In a Reuters article titled “Legacies Bind Castro, Pinochet in Their Twilight,” which ran everywhere from the Washington Post to MSNBC in December 2006, Anthony Boadle dispensed with the subtleties and tackled the double standard head on. “Dozens of Pinochet’s agents were convicted of assassination and torture,” he wrote “and Castro’s government has not hesitated to jail dissidents. But there are no credible reports of disappearances, extrajudicial killings and torture in Cuba since the early 1960s, according to human rights groups.”
Just what “human rights groups” Boadle consulted he didn’t say. But let’s hand it to him for boldly displaying his bias on his shirtsleeve. His concern over “extrajudicial killings” presents a thoroughly fascinating specimen of logic. Applying it to other historical settings we discover that the regimes responsible for the Great Terror and the Nuremberg Laws are preferable to the one responsible for the Kent State killings. The first two were perfectly “judicial,” after all. The third was not.
Indeed, Stalin’s massacres were usually preceded by “trials” featuring detailed “confessions” from the “criminals” with cameras and reporters on hand lest anyone doubt these proceeding’s scrupulously “judicial” nature. Among the westerners who lauded these trials’ propriety were Albert Einstein, Lillian Hellman and the New York Times’ Walter Duranty. We can only suspect that Anthony Boadle would have followed suit.
The very trademark of a totalitarian regime is that its mass-murders, mass-jailings and mass-larcenies are all perfectly “judicial,” because every judge is a regime apparatchik. Any judge who temporizes over the rubber-stamping of a Communist regime decree disappears, not just from his bench, but from the face of the earth. His former colleagues, or perhaps his successor, then sign the proper documentation making his disappearance properly “judicial.”

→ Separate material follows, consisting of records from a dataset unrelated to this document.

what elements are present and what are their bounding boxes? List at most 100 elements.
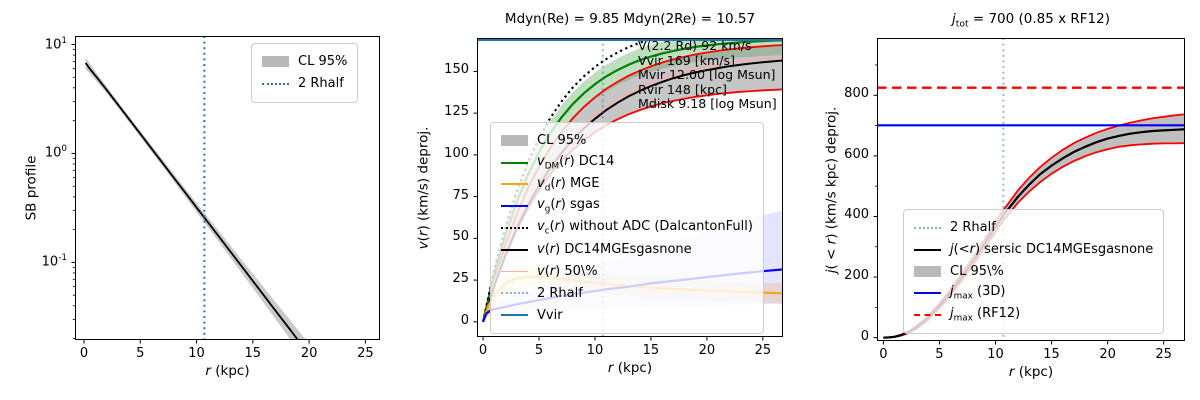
legend-key-dotted-icon — [914, 226, 941, 229]
tick-label: 25 — [452, 271, 469, 287]
tick-label: 0 — [460, 312, 469, 328]
annotation-line: Rvir 148 [kpc] — [638, 81, 727, 97]
tick-label: 15 — [1043, 347, 1060, 362]
plot-title: Mdyn(Re) = 9.85 Mdyn(2Re) = 10.57 — [504, 11, 756, 27]
tick-label: 5 — [935, 347, 944, 362]
x-axis-label: r (kpc) — [1008, 364, 1054, 380]
angular-momentum-legend: 2 Rhalf j(<r) sersic DC14MGEsgasnone CL 95… — [903, 209, 1165, 334]
tick-label: 25 — [754, 343, 772, 358]
legend-label: j(<r) sersic DC14MGEsgasnone — [950, 242, 1154, 258]
legend-item: v(r) DC14MGEsgasnone — [501, 239, 753, 261]
tick-label: 25 — [357, 346, 374, 361]
tick-label: 100 — [44, 144, 67, 161]
tick-label: 10 — [586, 343, 604, 358]
legend-item: 2 Rhalf — [914, 217, 1153, 239]
legend-key-solid-icon — [914, 248, 941, 251]
legend-item: vg(r) sgas — [501, 195, 753, 217]
legend-key-dotted-icon — [262, 82, 289, 85]
legend-item: 2 Rhalf — [501, 283, 753, 305]
annotation-line: Mdisk 9.18 [log Msun] — [638, 96, 777, 111]
tick-label: 125 — [444, 104, 469, 120]
annotation-line: Vvir 169 [km/s] — [638, 52, 735, 68]
legend-label: CL 95% — [537, 133, 587, 149]
legend-label: v(r) 50\% — [537, 264, 598, 280]
tick-label: 15 — [244, 346, 262, 361]
legend-label: Vvir — [537, 307, 563, 323]
legend-label: vDM(r) DC14 — [537, 153, 615, 172]
legend-item: 2 Rhalf — [262, 73, 347, 95]
legend-label: vd(r) MGE — [537, 175, 600, 194]
tick-label: 5 — [534, 343, 544, 358]
legend-key-solid-icon — [501, 248, 528, 251]
y-axis-label: j( < r) (km/s kpc) deproj. — [823, 106, 840, 273]
tick-label: 0 — [860, 328, 869, 344]
legend-label: jmax (3D) — [950, 284, 1006, 303]
legend-label: 2 Rhalf — [537, 285, 583, 301]
legend-key-patch-icon — [501, 135, 528, 147]
tick-label: 400 — [844, 207, 869, 223]
legend-key-dotted-icon — [501, 227, 528, 230]
legend-item: CL 95% — [262, 51, 347, 73]
legend-item: CL 95% — [501, 130, 753, 152]
legend-label: vg(r) sgas — [537, 197, 600, 216]
sb-profile-canvas — [71, 36, 380, 344]
annotation-line: Mvir 12.00 [log Msun] — [638, 67, 776, 82]
legend-key-solid-icon — [501, 161, 528, 164]
legend-item: j(<r) sersic DC14MGEsgasnone — [914, 239, 1153, 261]
x-axis-label: r (kpc) — [205, 363, 250, 379]
tick-label: 10-1 — [41, 253, 67, 270]
legend-item: vd(r) MGE — [501, 174, 753, 196]
tick-label: 800 — [844, 86, 869, 102]
plot-sb-profile: SB profile r (kpc) CL 95% 2 Rhalf 0 5 10 15 2… — [23, 36, 380, 379]
tick-label: 15 — [642, 343, 660, 358]
tick-label: 600 — [844, 146, 869, 162]
legend-key-solid-icon — [501, 314, 528, 317]
legend-label: CL 95\% — [950, 263, 1004, 279]
legend-key-patch-icon — [914, 265, 941, 277]
tick-label: 0 — [879, 347, 888, 362]
y-axis-label: SB profile — [23, 155, 40, 221]
legend-label: 2 Rhalf — [298, 76, 344, 92]
plot-velocity: Mdyn(Re) = 9.85 Mdyn(2Re) = 10.57 v(r) (… — [415, 11, 783, 376]
tick-label: 101 — [44, 35, 67, 52]
tick-label: 150 — [444, 62, 469, 78]
legend-label: 2 Rhalf — [950, 220, 996, 236]
plot-title: jtot = 700 (0.85 x RF12) — [951, 11, 1111, 30]
x-axis-label: r (kpc) — [607, 360, 653, 376]
tick-label: 0 — [478, 343, 488, 358]
legend-key-solid-icon — [501, 183, 528, 186]
plot-angular-momentum: jtot = 700 (0.85 x RF12) j( < r) (km/s k… — [823, 11, 1185, 380]
tick-label: 200 — [844, 268, 869, 284]
velocity-annotations: V(2.2 Rd) 92 km/s Vvir 169 [km/s] Mvir 12.… — [638, 38, 777, 112]
legend-item: CL 95\% — [914, 261, 1153, 283]
sb-profile-legend: CL 95% 2 Rhalf — [251, 43, 359, 103]
tick-label: 25 — [1155, 347, 1172, 362]
legend-item: Vvir — [501, 304, 753, 326]
tick-label: 20 — [300, 346, 318, 361]
legend-key-patch-icon — [262, 56, 289, 68]
tick-label: 10 — [188, 346, 205, 361]
tick-label: 50 — [452, 229, 469, 245]
tick-label: 10 — [987, 347, 1004, 362]
annotation-line: V(2.2 Rd) 92 km/s — [638, 38, 752, 53]
tick-label: 20 — [1099, 347, 1116, 362]
legend-key-dashed-icon — [914, 314, 941, 317]
legend-key-solid-icon — [914, 292, 941, 295]
legend-label: v(r) DC14MGEsgasnone — [537, 242, 692, 258]
legend-item: jmax (RF12) — [914, 304, 1153, 326]
legend-key-solid-icon — [501, 271, 528, 273]
legend-item: vc(r) without ADC (DalcantonFull) — [501, 217, 753, 239]
tick-label: 75 — [452, 187, 469, 203]
legend-label: jmax (RF12) — [950, 306, 1021, 324]
legend-label: CL 95% — [298, 54, 348, 70]
legend-item: v(r) 50\% — [501, 261, 753, 283]
legend-key-solid-icon — [501, 205, 528, 208]
legend-label: vc(r) without ADC (DalcantonFull) — [537, 219, 753, 237]
tick-label: 20 — [698, 343, 716, 358]
legend-key-dotted-icon — [501, 292, 528, 295]
legend-item: jmax (3D) — [914, 282, 1153, 304]
tick-label: 100 — [444, 145, 469, 161]
tick-label: 5 — [136, 346, 145, 361]
legend-item: vDM(r) DC14 — [501, 152, 753, 174]
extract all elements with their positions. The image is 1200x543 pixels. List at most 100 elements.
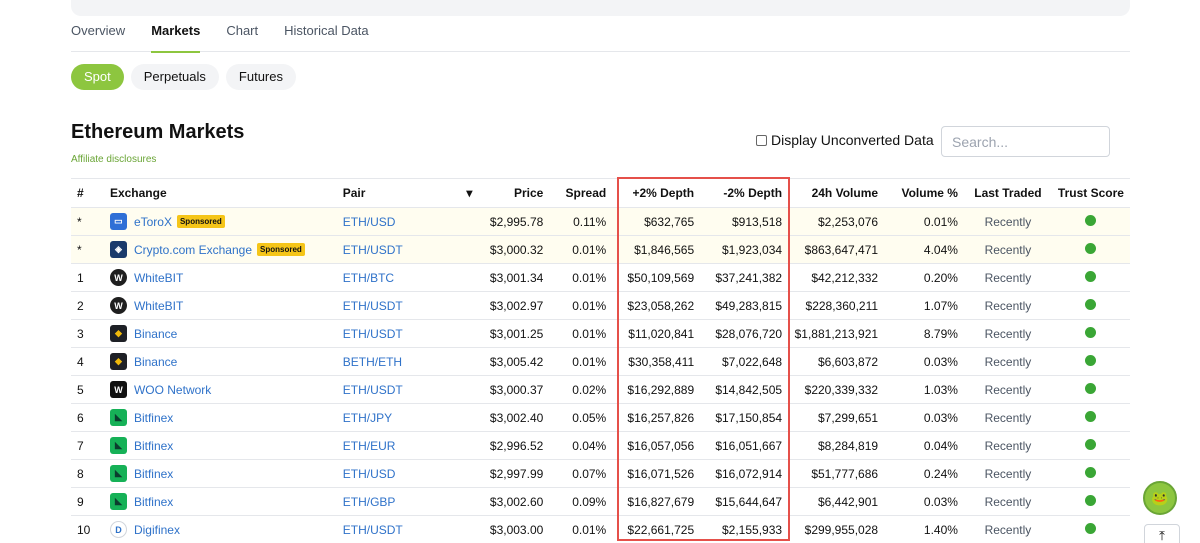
row-exchange[interactable]: W WhiteBIT	[103, 263, 337, 292]
gecko-mascot-icon[interactable]: 🐸	[1143, 481, 1177, 515]
row-pair[interactable]: ETH/USD	[336, 207, 449, 236]
row-exchange[interactable]: D Digifinex	[103, 515, 337, 543]
pill-perpetuals[interactable]: Perpetuals	[130, 64, 219, 90]
row-exchange[interactable]: ▭ eToroX Sponsored	[103, 207, 337, 236]
table-row[interactable]: 3 ◆ Binance ETH/USDT $3,001.25 0.01% $11,020,8…	[71, 319, 1130, 348]
exchange-name-link[interactable]: Binance	[133, 326, 178, 341]
pair-link[interactable]: ETH/GBP	[342, 494, 396, 509]
table-row[interactable]: 1 W WhiteBIT ETH/BTC $3,001.34 0.01% $50,109,5…	[71, 263, 1130, 292]
row-pair[interactable]: ETH/GBP	[336, 487, 449, 516]
table-row[interactable]: 5 W WOO Network ETH/USDT $3,000.37 0.02% $16,2…	[71, 375, 1130, 404]
tab-historical-data[interactable]: Historical Data	[284, 23, 369, 38]
exchange-name-link[interactable]: Digifinex	[133, 522, 180, 537]
table-row[interactable]: 6 ◣ Bitfinex ETH/JPY $3,002.40 0.05% $16,257,8…	[71, 403, 1130, 432]
pair-link[interactable]: ETH/USDT	[342, 326, 403, 341]
exchange-name-link[interactable]: WhiteBIT	[133, 298, 184, 313]
row-spacer	[448, 515, 479, 543]
row-volume-pct: 0.03%	[884, 487, 964, 516]
exchange-logo-icon: ◆	[109, 353, 127, 370]
pair-link[interactable]: ETH/USD	[342, 466, 396, 481]
table-row[interactable]: 4 ◆ Binance BETH/ETH $3,005.42 0.01% $30,358,4…	[71, 347, 1130, 376]
table-row[interactable]: 2 W WhiteBIT ETH/USDT $3,002.97 0.01% $23,058,…	[71, 291, 1130, 320]
pair-link[interactable]: BETH/ETH	[342, 354, 403, 369]
col-trust-score[interactable]: Trust Score	[1051, 178, 1130, 208]
row-pair[interactable]: ETH/USD	[336, 459, 449, 488]
pair-link[interactable]: ETH/USD	[342, 214, 396, 229]
row-exchange[interactable]: ◆ Binance	[103, 347, 337, 376]
exchange-name-link[interactable]: WhiteBIT	[133, 270, 184, 285]
pair-link[interactable]: ETH/USDT	[342, 522, 403, 537]
row-plus-depth: $632,765	[612, 207, 701, 236]
table-row[interactable]: 10 D Digifinex ETH/USDT $3,003.00 0.01% $22,66…	[71, 515, 1130, 543]
row-volume: $2,253,076	[788, 207, 885, 236]
col-pair[interactable]: Pair	[336, 178, 449, 208]
tab-chart[interactable]: Chart	[226, 23, 259, 38]
col-minus-depth[interactable]: -2% Depth	[700, 178, 789, 208]
row-pair[interactable]: ETH/USDT	[336, 235, 449, 264]
row-minus-depth: $14,842,505	[700, 375, 789, 404]
pair-link[interactable]: ETH/JPY	[342, 410, 393, 425]
row-rank: 9	[71, 487, 104, 516]
row-pair[interactable]: BETH/ETH	[336, 347, 449, 376]
pill-spot[interactable]: Spot	[71, 64, 124, 90]
exchange-name-link[interactable]: Binance	[133, 354, 178, 369]
back-to-top-button[interactable]: ⤒	[1144, 524, 1180, 543]
table-row[interactable]: 9 ◣ Bitfinex ETH/GBP $3,002.60 0.09% $16,827,6…	[71, 487, 1130, 516]
row-exchange[interactable]: ◈ Crypto.com Exchange Sponsored	[103, 235, 337, 264]
row-pair[interactable]: ETH/USDT	[336, 375, 449, 404]
exchange-name-link[interactable]: WOO Network	[133, 382, 212, 397]
row-minus-depth: $913,518	[700, 207, 789, 236]
pair-link[interactable]: ETH/USDT	[342, 298, 403, 313]
table-row[interactable]: * ▭ eToroX Sponsored ETH/USD $2,995.78 0.11% $6…	[71, 207, 1130, 236]
search-input[interactable]	[941, 126, 1110, 157]
pair-link[interactable]: ETH/EUR	[342, 438, 396, 453]
sort-indicator-icon[interactable]: ▾	[448, 178, 479, 208]
col-plus-depth[interactable]: +2% Depth	[612, 178, 701, 208]
row-rank: 10	[71, 515, 104, 543]
exchange-name-link[interactable]: Crypto.com Exchange	[133, 242, 252, 257]
unconverted-data-checkbox[interactable]	[756, 134, 767, 146]
table-row[interactable]: 8 ◣ Bitfinex ETH/USD $2,997.99 0.07% $16,071,5…	[71, 459, 1130, 488]
row-minus-depth: $37,241,382	[700, 263, 789, 292]
row-exchange[interactable]: ◆ Binance	[103, 319, 337, 348]
row-pair[interactable]: ETH/JPY	[336, 403, 449, 432]
exchange-name-link[interactable]: eToroX	[133, 214, 172, 229]
row-spread: 0.01%	[549, 291, 613, 320]
row-exchange[interactable]: W WOO Network	[103, 375, 337, 404]
table-row[interactable]: * ◈ Crypto.com Exchange Sponsored ETH/USDT $3…	[71, 235, 1130, 264]
row-exchange[interactable]: ◣ Bitfinex	[103, 403, 337, 432]
row-spread: 0.02%	[549, 375, 613, 404]
row-pair[interactable]: ETH/USDT	[336, 515, 449, 543]
pair-link[interactable]: ETH/USDT	[342, 382, 403, 397]
pair-link[interactable]: ETH/BTC	[342, 270, 395, 285]
col-volume-pct[interactable]: Volume %	[884, 178, 964, 208]
unconverted-data-toggle[interactable]: Display Unconverted Data	[756, 132, 934, 148]
exchange-name-link[interactable]: Bitfinex	[133, 438, 174, 453]
row-exchange[interactable]: W WhiteBIT	[103, 291, 337, 320]
exchange-name-link[interactable]: Bitfinex	[133, 466, 174, 481]
row-rank: 7	[71, 431, 104, 460]
tab-markets[interactable]: Markets	[151, 18, 201, 53]
row-pair[interactable]: ETH/EUR	[336, 431, 449, 460]
col-rank[interactable]: #	[71, 178, 104, 208]
pill-futures[interactable]: Futures	[225, 64, 296, 90]
affiliate-disclosures-link[interactable]: Affiliate disclosures	[71, 154, 157, 165]
row-pair[interactable]: ETH/USDT	[336, 319, 449, 348]
exchange-logo-icon: W	[109, 381, 127, 398]
col-spread[interactable]: Spread	[549, 178, 613, 208]
row-exchange[interactable]: ◣ Bitfinex	[103, 459, 337, 488]
row-exchange[interactable]: ◣ Bitfinex	[103, 431, 337, 460]
col-price[interactable]: Price	[478, 178, 550, 208]
row-pair[interactable]: ETH/BTC	[336, 263, 449, 292]
exchange-name-link[interactable]: Bitfinex	[133, 410, 174, 425]
row-pair[interactable]: ETH/USDT	[336, 291, 449, 320]
table-row[interactable]: 7 ◣ Bitfinex ETH/EUR $2,996.52 0.04% $16,057,0…	[71, 431, 1130, 460]
pair-link[interactable]: ETH/USDT	[342, 242, 403, 257]
row-plus-depth: $30,358,411	[612, 347, 701, 376]
col-volume[interactable]: 24h Volume	[788, 178, 885, 208]
tab-overview[interactable]: Overview	[71, 23, 126, 38]
col-last-traded[interactable]: Last Traded	[963, 178, 1052, 208]
row-exchange[interactable]: ◣ Bitfinex	[103, 487, 337, 516]
col-exchange[interactable]: Exchange	[103, 178, 337, 208]
exchange-name-link[interactable]: Bitfinex	[133, 494, 174, 509]
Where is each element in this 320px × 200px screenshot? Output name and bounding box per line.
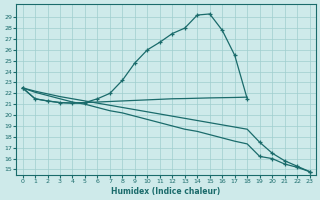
X-axis label: Humidex (Indice chaleur): Humidex (Indice chaleur) xyxy=(111,187,221,196)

Executive producer of the movie, Robert Redford, (who always kicks off the Sundance Film Festival with a long dirge about the importance of artistic freedom) was forced to screen The Motorcycle Diaries for Che’s widow (who heads Cuba’s Che Guevara Studies Center) and Fidel Castro for their approval before release. We can only imagine the shrieks of outrage from Hollywood about “censorship!” and “selling out!” had, say, Robert Ackerman required (and acquiesced in) Nancy Reagan’s approval to release HBO’s The Reagans that same year.